— Ты где-то был сегодня вечером, а мне не рассказал.
Зверюга вылила жирное месиво в его миску с завтраком. Ее глаза тупо шныряли по столу и углам комнаты — ложное прикрытие перед началом словесной атаки.
— Ты ведь знаешь, что мамочке надо всегда быть в курсе, где ты есть.
— Это зачем?
— Так я буду точно уверена, что ты правильно питаешься.
— Тебе не надо было ссать на Пса.
— Мне надо было нассать ему в горло, чтобы он захлебнулся. Так куда ты ходил?
— На крышу.
Она хихикнула, шея у нее завибрировала.
— Вот идиот. Если пялиться оттуда на людей, так ты ничего не изменишь. Ты не будешь как все, ты что, не в курсе? Ты — это часть меня, малявка ты ебнутая, часть этого места, здесь ты и помрешь. Стивен вывалил месиво, что она перед ним поставила, на стол и швырнул миску так, что она пролетела по всей комнате. Он и не потрудился подняться.
— Когда это произойдет, тебя самой давно не будет, а меня кто-нибудь будет любить.
Зверюга фыркнула в сальный воздух раннего утра.
— Кто ж такого, как ты, Стивен, будет любить?
Мне довелось пожить там, снаружи, пока ты не заразил собой мою пизду. Я знаю, что им нравится и что они любят. Ты меня слышишь, кусок дерьма? Точно не тебя.
Она харкнула на пол и перевела дыхание.
— Подбери эту хрень, козел, и сожри.
Стивен не пошевелился. Он посмотрел в ее пустые глаза и решил, что пора испытать себя.
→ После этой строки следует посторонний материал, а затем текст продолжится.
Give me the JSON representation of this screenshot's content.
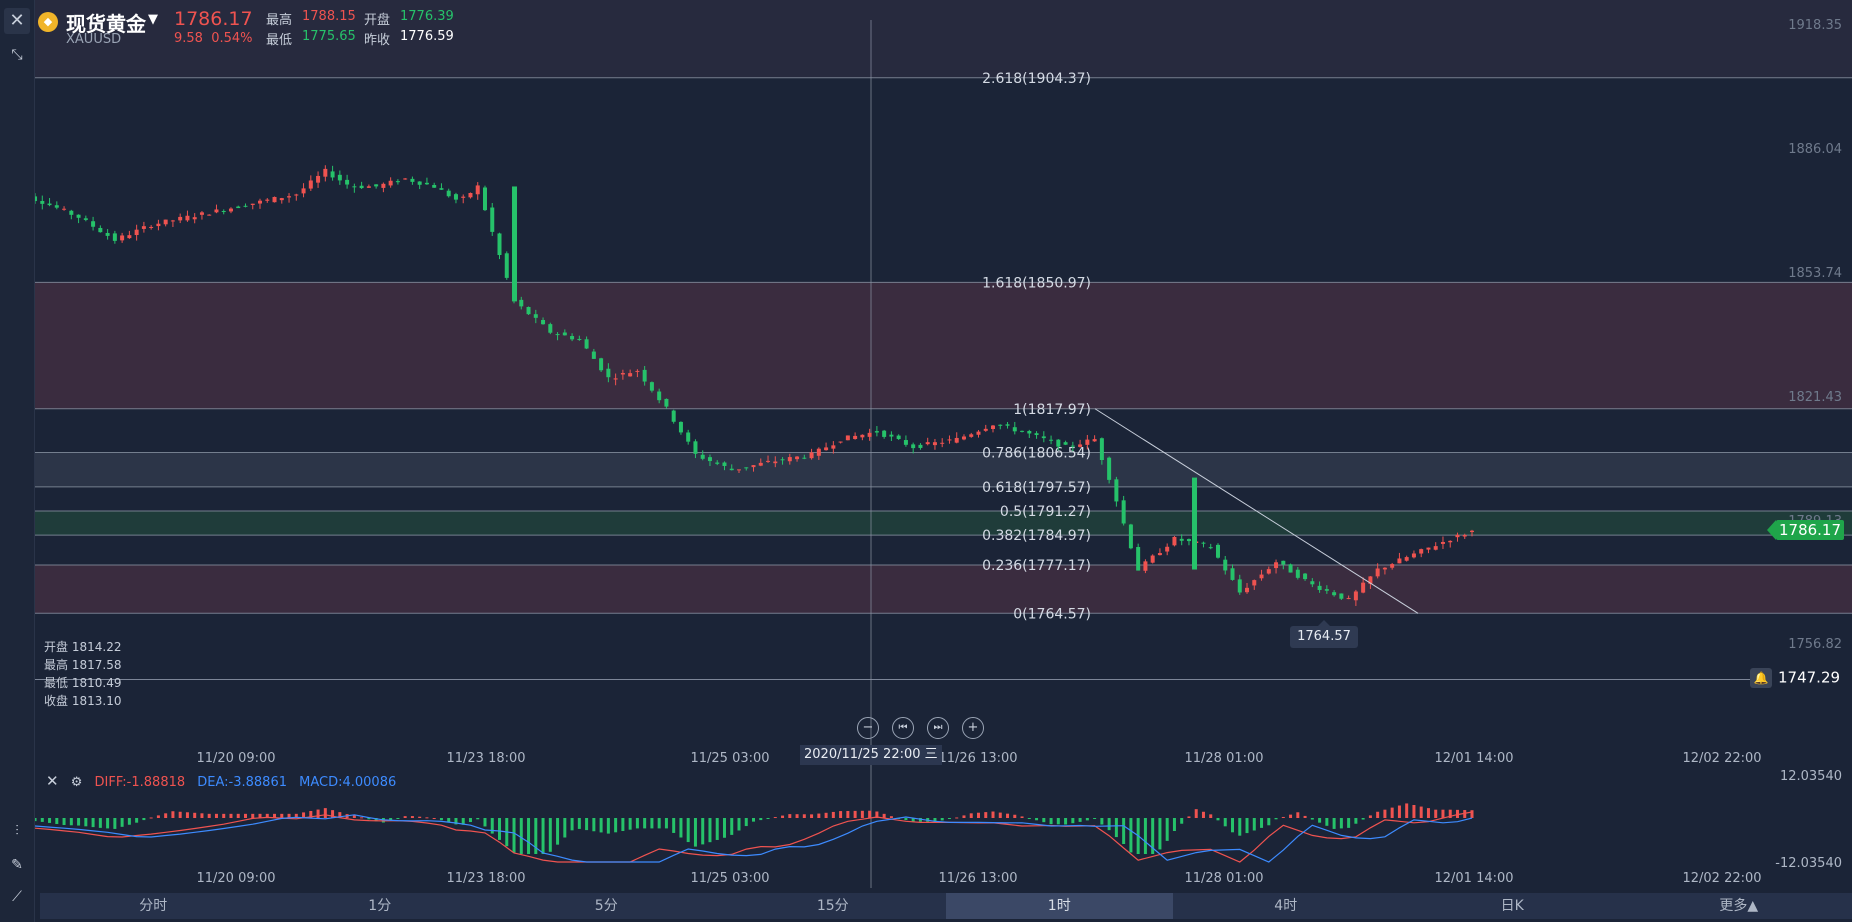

— Я знаю, что ты делаешь с пищей.
Зверюгина морда потемнела от прилива крови.
Громко и отчетливо Зверюга сказала:
— Я тебя отравить не пытаюсь.
— Нет, пытаешься.
— Стивен, я тебе уже говорила, я ем то же, что и ты. Как это может быть отравлено?
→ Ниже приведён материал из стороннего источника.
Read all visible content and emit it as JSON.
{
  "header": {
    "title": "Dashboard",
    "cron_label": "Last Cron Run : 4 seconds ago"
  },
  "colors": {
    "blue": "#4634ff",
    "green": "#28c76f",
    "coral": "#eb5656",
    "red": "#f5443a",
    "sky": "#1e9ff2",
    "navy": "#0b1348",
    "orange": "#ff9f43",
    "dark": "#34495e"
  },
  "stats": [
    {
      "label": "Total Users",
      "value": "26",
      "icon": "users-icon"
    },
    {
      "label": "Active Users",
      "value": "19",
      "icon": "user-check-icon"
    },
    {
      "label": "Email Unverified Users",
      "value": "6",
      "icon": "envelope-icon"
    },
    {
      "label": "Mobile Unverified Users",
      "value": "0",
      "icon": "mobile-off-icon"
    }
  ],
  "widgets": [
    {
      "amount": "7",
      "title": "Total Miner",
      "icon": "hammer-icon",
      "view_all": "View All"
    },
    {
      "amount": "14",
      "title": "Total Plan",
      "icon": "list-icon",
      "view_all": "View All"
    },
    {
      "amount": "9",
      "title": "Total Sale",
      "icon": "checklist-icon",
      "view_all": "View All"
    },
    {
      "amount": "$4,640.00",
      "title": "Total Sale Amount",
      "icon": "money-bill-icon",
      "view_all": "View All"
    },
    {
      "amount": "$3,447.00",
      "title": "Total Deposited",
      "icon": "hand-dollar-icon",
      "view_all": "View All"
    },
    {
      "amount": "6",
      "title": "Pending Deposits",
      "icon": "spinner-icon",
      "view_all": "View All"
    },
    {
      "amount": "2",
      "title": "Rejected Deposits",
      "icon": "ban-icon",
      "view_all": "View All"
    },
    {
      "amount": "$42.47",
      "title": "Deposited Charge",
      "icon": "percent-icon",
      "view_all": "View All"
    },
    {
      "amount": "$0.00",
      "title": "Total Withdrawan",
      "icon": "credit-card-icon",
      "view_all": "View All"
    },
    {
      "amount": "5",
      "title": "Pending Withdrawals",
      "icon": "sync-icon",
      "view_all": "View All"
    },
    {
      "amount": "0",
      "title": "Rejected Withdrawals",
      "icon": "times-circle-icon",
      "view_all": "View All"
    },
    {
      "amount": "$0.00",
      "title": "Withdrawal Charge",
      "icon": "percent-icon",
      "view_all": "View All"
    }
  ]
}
— Так и может, что отравлено. Я это чувствую в себе.
— Блядь, последний раз говорю тебе, падла, что это нормальная еда. И теперь лопай!
— Это дерьмо.
— Если я это съем, ты тоже съешь.
— Больше ни кусочка. С этого момента я буду готовить.
— Чего?
Зверюга, покачиваясь, подошла к нему, пуская слюни и кривя рот в недоверчивой ухмылке. Жир на всем ее теле затрясся от неожиданного быстрого движения. Она поставила кулаки на стол и проревела:
— Ну, нет!
Отвратительный запах из ее горла окутал голову Стивена. Он встал, вдохнул его, отвел назад руку … и врезал ей. Единственный хук в голову. Он ощутил, как импульс идет по костям, как костяшки пальцев хрустнули от прикосновения к грубой кожи на ее лице, напоминающей наждачную бумагу. На одно безумное мгновение ему захотелось бить и бить дальше, пока она не превратится в истекающий кровью ком, мешок с дерьмом, бесформенными складками не повиснет на спинке стула. Но он не мог. Вместо этого он смотрел, как рядом с красным следом на боковой части головы проступает белое пятно недоверия.
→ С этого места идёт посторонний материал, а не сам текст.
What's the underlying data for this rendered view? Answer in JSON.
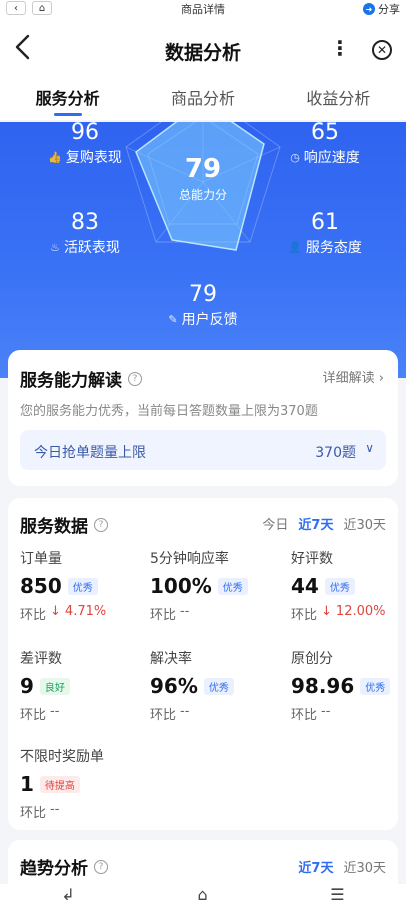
{
  "browser": {
    "title": "商品详情",
    "share_label": "分享",
    "back_icon": "chevron-left-icon",
    "home_icon": "home-icon"
  },
  "nav": {
    "title": "数据分析",
    "more": "⋮",
    "close": "✕"
  },
  "tabs": [
    {
      "label": "服务分析",
      "active": true
    },
    {
      "label": "商品分析",
      "active": false
    },
    {
      "label": "收益分析",
      "active": false
    }
  ],
  "radar": {
    "center": {
      "value": "79",
      "label": "总能力分"
    },
    "metrics": [
      {
        "value": "96",
        "label": "复购表现",
        "icon": "thumbs-up-icon"
      },
      {
        "value": "65",
        "label": "响应速度",
        "icon": "clock-icon"
      },
      {
        "value": "83",
        "label": "活跃表现",
        "icon": "flame-icon"
      },
      {
        "value": "61",
        "label": "服务态度",
        "icon": "person-icon"
      },
      {
        "value": "79",
        "label": "用户反馈",
        "icon": "edit-icon"
      }
    ]
  },
  "ability": {
    "title": "服务能力解读",
    "detail_link": "详细解读 ›",
    "description": "您的服务能力优秀，当前每日答题数量上限为370题",
    "limit_label": "今日抢单题量上限",
    "limit_value": "370题"
  },
  "service": {
    "title": "服务数据",
    "ranges": [
      "今日",
      "近7天",
      "近30天"
    ],
    "active_range": "近7天",
    "cmp_label": "环比",
    "items": [
      {
        "label": "订单量",
        "value": "850",
        "badge": "优秀",
        "badge_type": "blue",
        "cmp": "4.71%",
        "trend": "down"
      },
      {
        "label": "5分钟响应率",
        "value": "100%",
        "badge": "优秀",
        "badge_type": "blue",
        "cmp": "--",
        "trend": "none"
      },
      {
        "label": "好评数",
        "value": "44",
        "badge": "优秀",
        "badge_type": "blue",
        "cmp": "12.00%",
        "trend": "down"
      },
      {
        "label": "差评数",
        "value": "9",
        "badge": "良好",
        "badge_type": "green",
        "cmp": "--",
        "trend": "none"
      },
      {
        "label": "解决率",
        "value": "96%",
        "badge": "优秀",
        "badge_type": "blue",
        "cmp": "--",
        "trend": "none"
      },
      {
        "label": "原创分",
        "value": "98.96",
        "badge": "优秀",
        "badge_type": "blue",
        "cmp": "--",
        "trend": "none"
      },
      {
        "label": "不限时奖励单",
        "value": "1",
        "badge": "待提高",
        "badge_type": "red",
        "cmp": "--",
        "trend": "none"
      }
    ]
  },
  "trend": {
    "title": "趋势分析",
    "ranges": [
      "近7天",
      "近30天"
    ],
    "active_range": "近7天"
  },
  "bottom_bar": {
    "icons": [
      "back-icon",
      "home-icon",
      "menu-icon"
    ],
    "glyphs": [
      "↲",
      "⌂",
      "☰"
    ]
  }
}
Она посмотрела на него мутным взглядом: она просчитывала соотношение сил. На ее лице не осталось следа боли, оно было пропитано ненавистью, кипевшей от переоценки мнений.
Стивен выдержал ее взгляд, но война началась. Тяжелые мгновения летели в него, в его колени и желудок, искали его, лишали сил, постоянно приближали момент, когда найдется путь в его мягкие внутренности, и можно будет восстановить власть, рухнувшую под его ударом.
Пора действовать дальше. Ее испытующий взгляд угрожал торжеству, которое, как он чувствовал, сияет вокруг него, подобно холодному огню на картинке с Богом. Его первый, небольшой акт неповиновения был слишком важен, чтобы совершать его здесь, в тусклом освещении кухни. Его надо подготовить, обеспечить прикрытие, дать созреть, вырасти, воздвигнуть сооружения в его воздушном потоке, чтобы потом найти там убежище.
Он наклонил к ней голову и сказал прямо в лицо:
— Я буду готовить еду, а ты ее будешь есть.
Только он вышел из помещения, как она принялась вопить:
— Да иди ты на хуй, идиот ебнутый! Будто я не знаю, что ты задумал. Чтобы ты ни сделал, я съем.
Ты у меня в кишках сидел девять месяцев, хуже быть не может. Думаешь, справишься со своей матерью? Ну, посмотрим. Посмотрим, что будет, дерьмо ты собачье!
Ее громкие злобные крики летели вслед спускавшемуся по лестнице Стивену, как вываленный из ведра мусор.